Spectra of Scalar-Flux and Stress Fluctuations in the Atmospheric Surface Layer

Abstract

In a turbulent flow, the instantaneous turbulent flux and stress fluctuate in time and space. In large-eddy simulations (LES), the subgrid-scale (SGS) flux and stress are also time and space dependent, and their fluctuations are important in the modeling of SGS turbulence. In the present work, spectra of turbulent scalar-flux (temperature-flux) and stress fluctuations in the atmospheric surface layer are studied both by experiment and analysis. LES data show that horizontal two-dimensional (fourth-order) spectrum of temperature-flux and stress fluctuations peak at a scale comparable to the height from the surface z. The quasi-normal assumption is used to predict the variance and model the spectra of temperature-flux and stress fluctuations.
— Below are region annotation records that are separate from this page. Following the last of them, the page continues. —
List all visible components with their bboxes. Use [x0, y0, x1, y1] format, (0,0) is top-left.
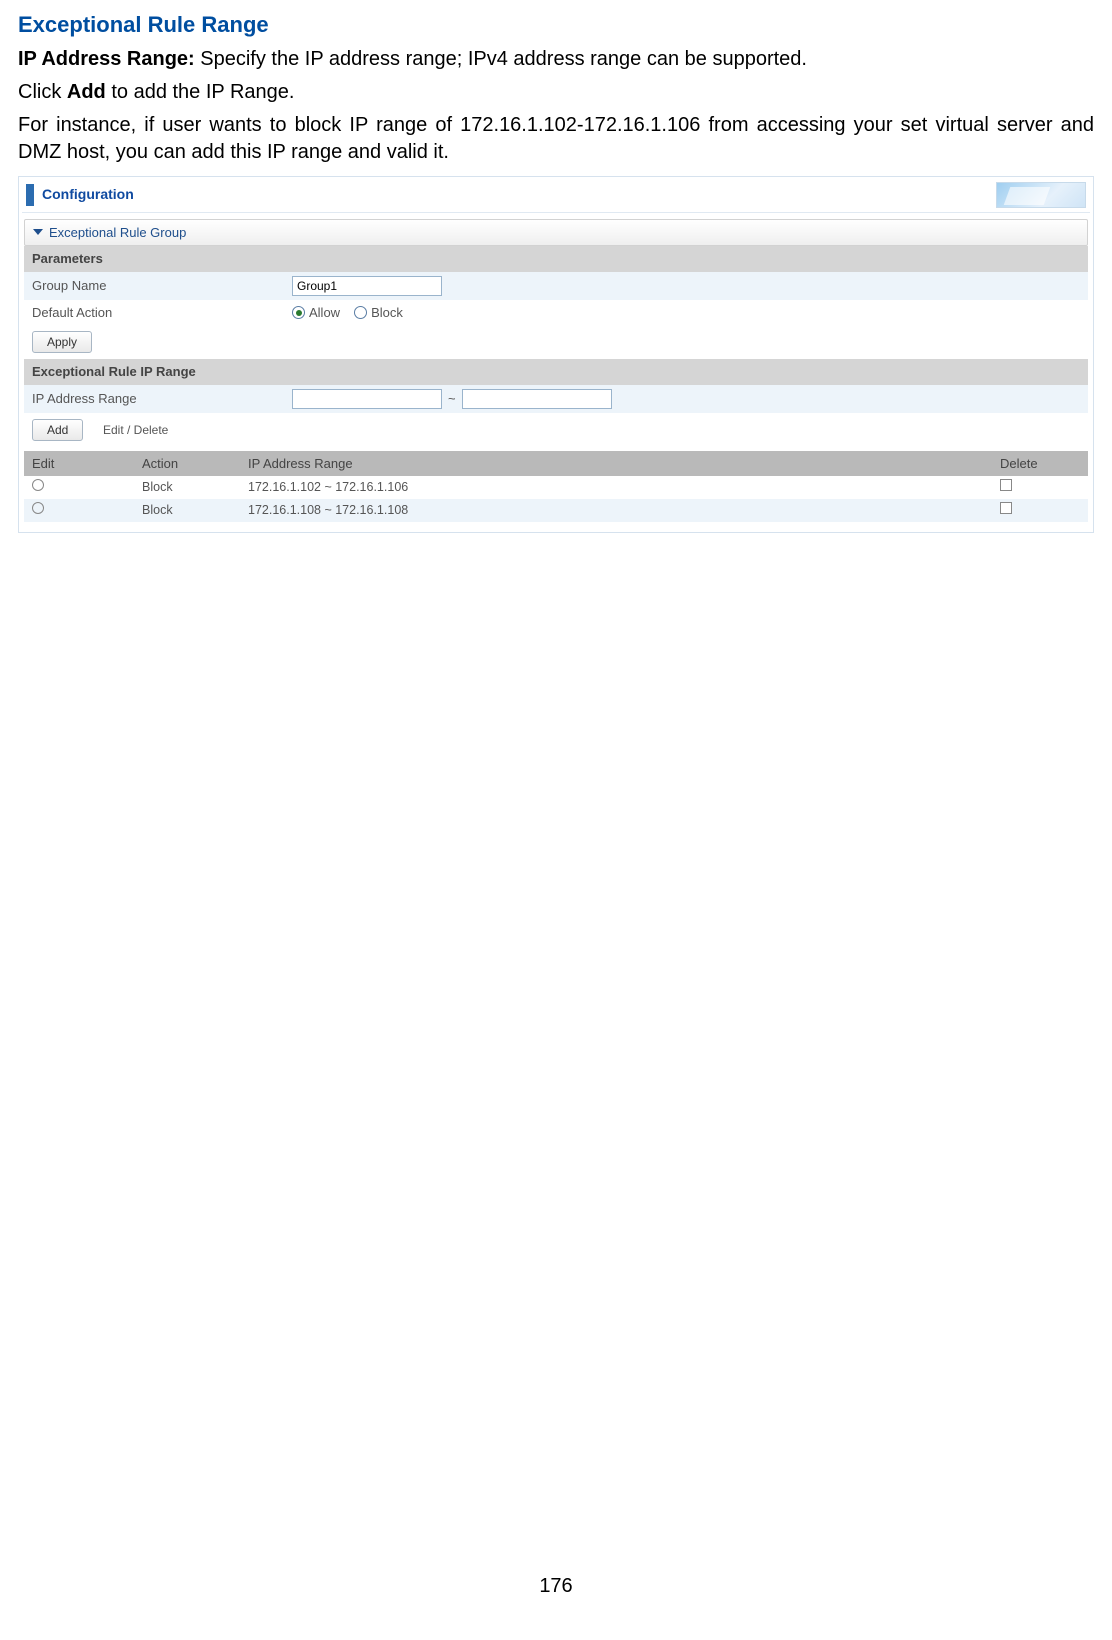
ip-end-input[interactable] — [462, 389, 612, 409]
table-row: Block 172.16.1.108 ~ 172.16.1.108 — [24, 499, 1088, 522]
delete-checkbox[interactable] — [1000, 479, 1012, 491]
radio-block-icon — [354, 306, 367, 319]
ip-start-input[interactable] — [292, 389, 442, 409]
table-header: Edit Action IP Address Range Delete — [24, 451, 1088, 477]
radio-allow-icon — [292, 306, 305, 319]
p2-a: Click — [18, 81, 67, 103]
iprange-section-header: Exceptional Rule IP Range — [24, 359, 1088, 385]
blue-accent-bar — [26, 184, 34, 206]
p2-bold: Add — [67, 81, 106, 103]
section-heading: Exceptional Rule Range — [18, 10, 1094, 40]
chevron-down-icon — [33, 229, 43, 235]
row-action: Block — [142, 479, 248, 496]
edit-radio[interactable] — [32, 502, 44, 514]
radio-allow-wrap[interactable]: Allow — [292, 304, 340, 322]
table-row: Block 172.16.1.102 ~ 172.16.1.106 — [24, 476, 1088, 499]
radio-allow-label: Allow — [309, 304, 340, 322]
ip-range-label: IP Address Range — [32, 390, 292, 408]
row-ip: 172.16.1.102 ~ 172.16.1.106 — [248, 479, 1000, 496]
row-ip-range: IP Address Range ~ — [24, 385, 1088, 413]
row-ip: 172.16.1.108 ~ 172.16.1.108 — [248, 502, 1000, 519]
tilde-separator: ~ — [448, 390, 456, 408]
p2-b: to add the IP Range. — [106, 81, 295, 103]
paragraph-2: Click Add to add the IP Range. — [18, 79, 1094, 106]
paragraph-3: For instance, if user wants to block IP … — [18, 112, 1094, 166]
apply-row: Apply — [24, 325, 1088, 359]
p1-bold: IP Address Range: — [18, 48, 200, 70]
parameters-header: Parameters — [24, 246, 1088, 272]
col-delete: Delete — [1000, 455, 1080, 473]
config-panel: Configuration Exceptional Rule Group Par… — [18, 176, 1094, 533]
edit-radio[interactable] — [32, 479, 44, 491]
edit-delete-button[interactable]: Edit / Delete — [93, 420, 178, 440]
page-number: 176 — [18, 1573, 1094, 1600]
paragraph-1: IP Address Range: Specify the IP address… — [18, 46, 1094, 73]
row-default-action: Default Action Allow Block — [24, 300, 1088, 326]
radio-block-wrap[interactable]: Block — [354, 304, 403, 322]
col-action: Action — [142, 455, 248, 473]
panel-header: Configuration — [22, 180, 1090, 213]
add-edit-row: Add Edit / Delete — [24, 413, 1088, 447]
add-button[interactable]: Add — [32, 419, 83, 441]
section-title: Exceptional Rule Group — [49, 224, 186, 242]
header-graphic — [996, 182, 1086, 208]
group-name-label: Group Name — [32, 277, 292, 295]
p1-rest: Specify the IP address range; IPv4 addre… — [200, 48, 807, 70]
col-ip: IP Address Range — [248, 455, 1000, 473]
radio-block-label: Block — [371, 304, 403, 322]
row-action: Block — [142, 502, 248, 519]
section-exceptional-rule-group[interactable]: Exceptional Rule Group — [24, 219, 1088, 247]
apply-button[interactable]: Apply — [32, 331, 92, 353]
col-edit: Edit — [32, 455, 142, 473]
default-action-label: Default Action — [32, 304, 292, 322]
row-group-name: Group Name — [24, 272, 1088, 300]
group-name-input[interactable] — [292, 276, 442, 296]
delete-checkbox[interactable] — [1000, 502, 1012, 514]
panel-title: Configuration — [42, 185, 134, 204]
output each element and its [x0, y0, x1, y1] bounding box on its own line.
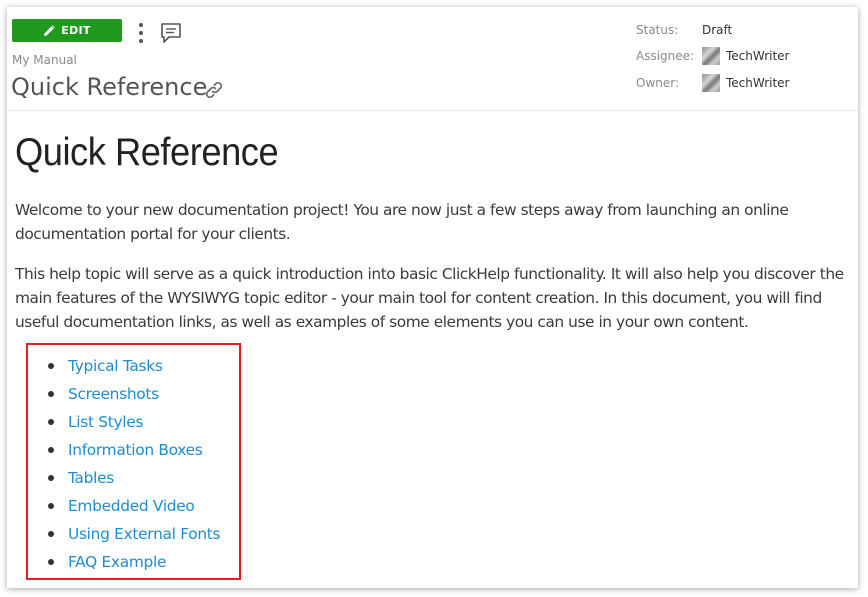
toc-link-external-fonts[interactable]: Using External Fonts	[68, 525, 221, 543]
status-row: Status: Draft	[636, 23, 732, 37]
owner-label: Owner:	[636, 76, 680, 90]
list-item: Embedded Video	[48, 492, 220, 520]
assignee-label: Assignee:	[636, 49, 695, 63]
list-item: List Styles	[48, 408, 220, 436]
topic-window: EDIT My Manual Quick Reference Status: D…	[7, 7, 858, 588]
toc-list: Typical Tasks Screenshots List Styles In…	[48, 352, 221, 576]
link-icon[interactable]	[203, 79, 225, 101]
overview-paragraph: This help topic will serve as a quick in…	[15, 262, 858, 334]
bullet-icon	[48, 391, 54, 397]
toc-link-screenshots[interactable]: Screenshots	[68, 385, 159, 403]
paragraph-line: Welcome to your new documentation projec…	[15, 201, 789, 219]
list-item: Tables	[48, 464, 220, 492]
breadcrumb[interactable]: My Manual	[12, 53, 77, 67]
bullet-icon	[48, 559, 54, 565]
edit-button[interactable]: EDIT	[12, 19, 122, 42]
more-vertical-icon[interactable]	[136, 23, 146, 43]
toc-highlight-box: Typical Tasks Screenshots List Styles In…	[26, 343, 241, 580]
comment-icon[interactable]	[159, 21, 183, 45]
toc-link-list-styles[interactable]: List Styles	[68, 413, 143, 431]
avatar	[702, 47, 720, 65]
list-item: Using External Fonts	[48, 520, 221, 548]
list-item: Information Boxes	[48, 436, 220, 464]
status-label: Status:	[636, 23, 679, 37]
paragraph-line: This help topic will serve as a quick in…	[15, 265, 844, 283]
content-heading: Quick Reference	[15, 131, 279, 174]
bullet-icon	[48, 419, 54, 425]
pencil-icon	[44, 24, 56, 36]
paragraph-line: useful documentation links, as well as e…	[15, 313, 749, 331]
toc-link-embedded-video[interactable]: Embedded Video	[68, 497, 195, 515]
assignee-value[interactable]: TechWriter	[726, 49, 790, 63]
list-item: FAQ Example	[48, 548, 220, 576]
toc-link-faq-example[interactable]: FAQ Example	[68, 553, 166, 571]
page-title: Quick Reference	[11, 73, 208, 101]
bullet-icon	[48, 531, 54, 537]
owner-row: Owner: TechWriter	[636, 74, 790, 92]
list-item: Typical Tasks	[48, 352, 220, 380]
avatar	[702, 74, 720, 92]
intro-paragraph: Welcome to your new documentation projec…	[15, 198, 858, 246]
toc-link-typical-tasks[interactable]: Typical Tasks	[68, 357, 163, 375]
status-value[interactable]: Draft	[702, 23, 732, 37]
topic-header: EDIT My Manual Quick Reference Status: D…	[7, 7, 858, 111]
assignee-row: Assignee: TechWriter	[636, 47, 790, 65]
bullet-icon	[48, 363, 54, 369]
edit-button-label: EDIT	[61, 24, 91, 37]
list-item: Screenshots	[48, 380, 220, 408]
toc-link-information-boxes[interactable]: Information Boxes	[68, 441, 203, 459]
toc-link-tables[interactable]: Tables	[68, 469, 114, 487]
paragraph-line: documentation portal for your clients.	[15, 225, 291, 243]
bullet-icon	[48, 503, 54, 509]
bullet-icon	[48, 447, 54, 453]
owner-value[interactable]: TechWriter	[726, 76, 790, 90]
paragraph-line: main features of the WYSIWYG topic edito…	[15, 289, 822, 307]
bullet-icon	[48, 475, 54, 481]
The calculated one-dimensional spectra are in good agreement with experimental results. Under convective conditions, the temperature-flux and stress spectra both have a ??5/3 dependence in the inertial range. The normalized stress spectrum is very close to the vertical velocity spectrum at all wavenumbers for the stability conditions considered, whereas the temperature-flux spectrum peaks at a slightly higher wavenumber and has larger inertial-range values. The two-point coherence of flux and stress fluctuations is also similar to that of the vertical velocity.